Trend Supports Growth in 2014
Halifax, N.S. – Halifax Stanfield International Airport (HSIA) welcomed 3,585,864 passengers in 2013. This marks the airport’s third busiest year, coming on the strength of a record fourth quarter surge in passenger traffic.
“We had a solid year, thanks to new and expanded airline routes,” says Joyce Carter, President & CEO for Halifax International Airport Authority. “We finished strong, posting records in each of the last three months of 2013 – a testament to our continued efforts to improve air service at Halifax Stanfield.”
Compared to 2012, passenger numbers were down 0.6 per cent.
– Canadian domestic traffic declined by 0.3 per cent or 9,645 passengers
– Transborder traffic (non-stop to the United States) dipped 0.6 per cent or 2,399 passengers
– International traffic fell off by 2.3 per cent or 7,793 passengers
“We are optimistic about our growth opportunities in 2014,” says Carter. “Building on the results in late 2013, it’s reasonable to expect the positive trend to continue into this year as airline seat capacity returns. New service already launched this winter includes Air Canada to Fort Lauderdale, Sunwing to St. Petersburg, Florida and Freeport, Bahamas, and Air Transat to La Romana in the Dominican Republic. This summer, Europe Airpost will introduce flights to Glasgow and Paris and Canadian North will begin direct service to Iqaluit. And, we will continue to work with our airline partners to maintain and grow our air service, particularly to the United States.”
In 2013, Halifax Stanfield was served by 17 passenger airlines flying to a total of 45 non-stop destinations (21 year-round and 24 seasonal). The airport served an average of over 170 flights each day to various points within Canada, the United States, Europe, Mexico, and the Caribbean.
“Halifax Stanfield continues to be one of the most critical pieces of transportation infrastructure in Atlantic Canada,” says Carter. “We rank as Canada’s seventh busiest airport for passenger traffic, and when you consider passenger numbers on a per capita basis, we are second in the country, behind only Calgary.”
Halifax Stanfield enjoys one of the best winter escape plans in the Atlantic region with direct service to multiple sun destinations in Florida, Bahamas, Cuba, Dominican Republic, Jamaica, and Mexico provided by Air Canada, Air Transat, CanJet, Sunwing, and WestJet.
Halifax Stanfield has Canada covered with Air Canada, Air Georgian, Jazz, Provincial Airlines, Sky Regional, Porter and WestJet serving the most domestic destinations from the Atlantic Canada region.

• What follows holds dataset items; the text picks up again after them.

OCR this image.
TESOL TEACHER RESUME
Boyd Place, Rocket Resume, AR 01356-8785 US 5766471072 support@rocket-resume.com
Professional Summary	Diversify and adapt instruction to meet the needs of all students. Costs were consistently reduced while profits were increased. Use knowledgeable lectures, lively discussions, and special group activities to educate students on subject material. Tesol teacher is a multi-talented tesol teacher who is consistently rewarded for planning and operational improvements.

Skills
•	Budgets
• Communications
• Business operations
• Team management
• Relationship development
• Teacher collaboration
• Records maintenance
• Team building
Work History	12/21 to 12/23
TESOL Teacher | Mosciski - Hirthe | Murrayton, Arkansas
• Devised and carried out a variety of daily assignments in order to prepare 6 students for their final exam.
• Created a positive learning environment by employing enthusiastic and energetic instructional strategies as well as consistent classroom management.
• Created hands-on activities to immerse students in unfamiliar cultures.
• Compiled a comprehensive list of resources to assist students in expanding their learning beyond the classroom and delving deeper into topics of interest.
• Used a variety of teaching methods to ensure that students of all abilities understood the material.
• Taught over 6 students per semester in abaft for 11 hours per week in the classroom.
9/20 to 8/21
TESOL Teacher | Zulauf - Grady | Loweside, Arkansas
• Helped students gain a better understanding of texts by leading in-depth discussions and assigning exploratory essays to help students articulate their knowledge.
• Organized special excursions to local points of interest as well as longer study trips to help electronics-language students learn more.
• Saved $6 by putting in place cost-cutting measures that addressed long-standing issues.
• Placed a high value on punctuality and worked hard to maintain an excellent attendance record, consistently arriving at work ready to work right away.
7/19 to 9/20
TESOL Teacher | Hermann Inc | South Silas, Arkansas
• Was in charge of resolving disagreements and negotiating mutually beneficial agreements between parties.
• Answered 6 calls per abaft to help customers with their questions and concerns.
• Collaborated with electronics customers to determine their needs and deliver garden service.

Daily flights to Toronto, Montreal, Ottawa, Calgary, Charlottetown, Charlo, Deer Lake, Fredericton, Gander, Goose Bay, Moncton, Saint John, St John’s, and Sydney are complemented by seasonal service to Edmonton and Hamilton. A new service beginning in June 2014 to Iqaluit from Canadian North will further extend the airport’s reach to the growing North.

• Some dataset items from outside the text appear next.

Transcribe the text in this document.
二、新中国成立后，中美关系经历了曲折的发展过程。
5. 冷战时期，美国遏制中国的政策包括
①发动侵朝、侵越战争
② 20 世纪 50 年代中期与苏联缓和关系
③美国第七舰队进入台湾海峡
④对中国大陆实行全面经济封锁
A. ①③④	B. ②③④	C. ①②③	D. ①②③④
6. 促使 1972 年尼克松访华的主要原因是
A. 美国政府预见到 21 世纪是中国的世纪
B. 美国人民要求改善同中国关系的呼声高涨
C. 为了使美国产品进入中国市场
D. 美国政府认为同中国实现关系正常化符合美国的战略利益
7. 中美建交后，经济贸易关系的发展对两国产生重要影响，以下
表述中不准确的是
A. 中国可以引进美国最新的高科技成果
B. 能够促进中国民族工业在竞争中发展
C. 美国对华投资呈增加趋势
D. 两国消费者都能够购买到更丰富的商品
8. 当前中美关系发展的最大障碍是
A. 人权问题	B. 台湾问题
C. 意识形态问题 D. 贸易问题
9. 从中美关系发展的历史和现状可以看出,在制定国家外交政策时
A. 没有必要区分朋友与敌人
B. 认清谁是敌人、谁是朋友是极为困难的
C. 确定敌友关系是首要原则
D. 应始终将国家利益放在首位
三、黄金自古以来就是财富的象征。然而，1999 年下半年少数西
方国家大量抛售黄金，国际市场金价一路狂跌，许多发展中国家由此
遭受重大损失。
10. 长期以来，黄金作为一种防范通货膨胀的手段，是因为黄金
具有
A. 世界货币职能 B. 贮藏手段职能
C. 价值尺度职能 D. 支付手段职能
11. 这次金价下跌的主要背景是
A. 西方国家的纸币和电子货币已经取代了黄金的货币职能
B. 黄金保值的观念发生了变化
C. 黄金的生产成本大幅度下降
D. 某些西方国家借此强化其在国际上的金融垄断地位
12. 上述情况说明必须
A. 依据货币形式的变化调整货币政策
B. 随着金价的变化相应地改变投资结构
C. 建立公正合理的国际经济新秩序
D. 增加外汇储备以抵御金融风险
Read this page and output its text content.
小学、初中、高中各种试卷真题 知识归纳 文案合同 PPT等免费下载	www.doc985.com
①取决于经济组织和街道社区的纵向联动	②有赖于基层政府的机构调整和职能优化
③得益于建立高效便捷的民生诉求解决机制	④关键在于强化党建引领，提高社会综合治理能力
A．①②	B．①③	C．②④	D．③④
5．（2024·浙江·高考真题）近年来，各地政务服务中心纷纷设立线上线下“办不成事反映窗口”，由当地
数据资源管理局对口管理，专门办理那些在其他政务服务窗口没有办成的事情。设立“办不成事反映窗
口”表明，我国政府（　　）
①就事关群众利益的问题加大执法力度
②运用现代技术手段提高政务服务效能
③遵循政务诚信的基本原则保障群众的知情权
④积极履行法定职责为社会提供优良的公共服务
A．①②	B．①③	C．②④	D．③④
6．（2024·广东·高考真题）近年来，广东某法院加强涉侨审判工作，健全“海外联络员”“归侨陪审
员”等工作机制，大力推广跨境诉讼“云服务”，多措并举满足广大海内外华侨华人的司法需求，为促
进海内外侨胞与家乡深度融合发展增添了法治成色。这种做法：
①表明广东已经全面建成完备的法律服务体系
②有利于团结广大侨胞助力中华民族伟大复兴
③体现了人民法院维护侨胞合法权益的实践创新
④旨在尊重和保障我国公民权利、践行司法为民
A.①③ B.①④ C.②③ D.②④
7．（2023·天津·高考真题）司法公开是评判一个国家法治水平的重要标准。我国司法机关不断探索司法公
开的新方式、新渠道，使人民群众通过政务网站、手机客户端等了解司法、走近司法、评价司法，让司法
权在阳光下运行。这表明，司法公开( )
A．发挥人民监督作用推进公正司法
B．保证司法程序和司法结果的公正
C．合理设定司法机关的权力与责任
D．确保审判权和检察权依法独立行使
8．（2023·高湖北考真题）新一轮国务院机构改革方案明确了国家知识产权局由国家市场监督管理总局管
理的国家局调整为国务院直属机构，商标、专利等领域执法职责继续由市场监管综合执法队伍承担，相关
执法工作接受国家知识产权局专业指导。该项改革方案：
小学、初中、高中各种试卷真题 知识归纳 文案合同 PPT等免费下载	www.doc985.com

With daily service to Boston, Chicago, Newark, New York, and Philadelphia and seasonal service to Atlanta, Detroit, Fort Lauderdale, Orlando, St Petersburg, Tampa, and Washington provided by Air Canada, Air Transat, CanJet, Delta, Jazz, Sunwing, United, US Airways, and WestJet, Halifax Stanfield provides the most direct access to the United States further streamlined by the only US Preclearance facility in Atlantic Canada.
Halifax Stanfield, with Air St. Pierre, provides year-round service to St. Pierre & Miquelon, while across the pond Air Canada provides year-round service to London Heathrow, in addition to seasonal service from Condor Airlines to Frankfurt, Air Transat to London Gatwick, and Icelandair to Reykjavik. 2014 will see an increase in the number of flights to all European destinations and the addition of a new service to Glasgow and Paris provided by Europe Airpost.

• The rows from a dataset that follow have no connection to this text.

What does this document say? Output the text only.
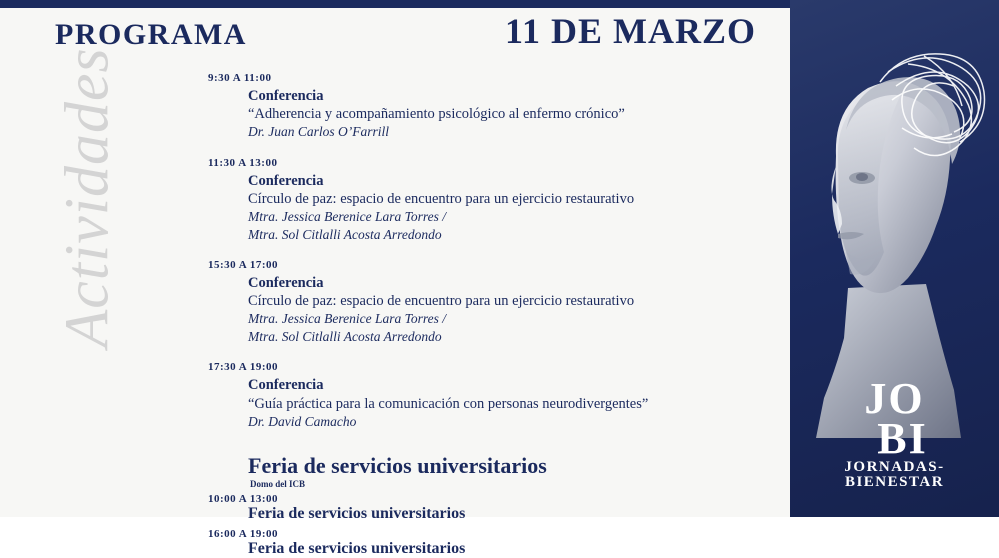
Actividades
PROGRAMA	11 DE MARZO
9:30 A 11:00
Conferencia
“Adherencia y acompañamiento psicológico al enfermo crónico”
Dr. Juan Carlos O’Farrill
11:30 A 13:00
Conferencia
Círculo de paz: espacio de encuentro para un ejercicio restaurativo
Mtra. Jessica Berenice Lara Torres /
Mtra. Sol Citlalli Acosta Arredondo
15:30 A 17:00
Conferencia
Círculo de paz: espacio de encuentro para un ejercicio restaurativo
Mtra. Jessica Berenice Lara Torres /
Mtra. Sol Citlalli Acosta Arredondo
17:30 A 19:00
Conferencia
“Guía práctica para la comunicación con personas neurodivergentes”
Dr. David Camacho
Feria de servicios universitarios
Domo del ICB
10:00 A 13:00
Feria de servicios universitarios
16:00 A 19:00
Feria de servicios universitarios
JO
BI
JORNADAS-
BIENESTAR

On the cargo side, 2013 marked a solid year, with 29,500 metric tonnes processed through Halifax Stanfield. This was close to matching the 29,570 metric tonnes that were handled in 2012. Looking ahead, with an agreement in principle for a Comprehensive Economic and Trade Agreement (CETA) between Canada and the European Union and the new Canada-South Korea free trade agreement there will be a positive impact on the lobster and live seafood export business as tariffs disappear making this product more attractive in the EU and Asia. In addition, the Chinese market remains a focal point, as lobster and other seafood exports continue to have double digit growth in demand.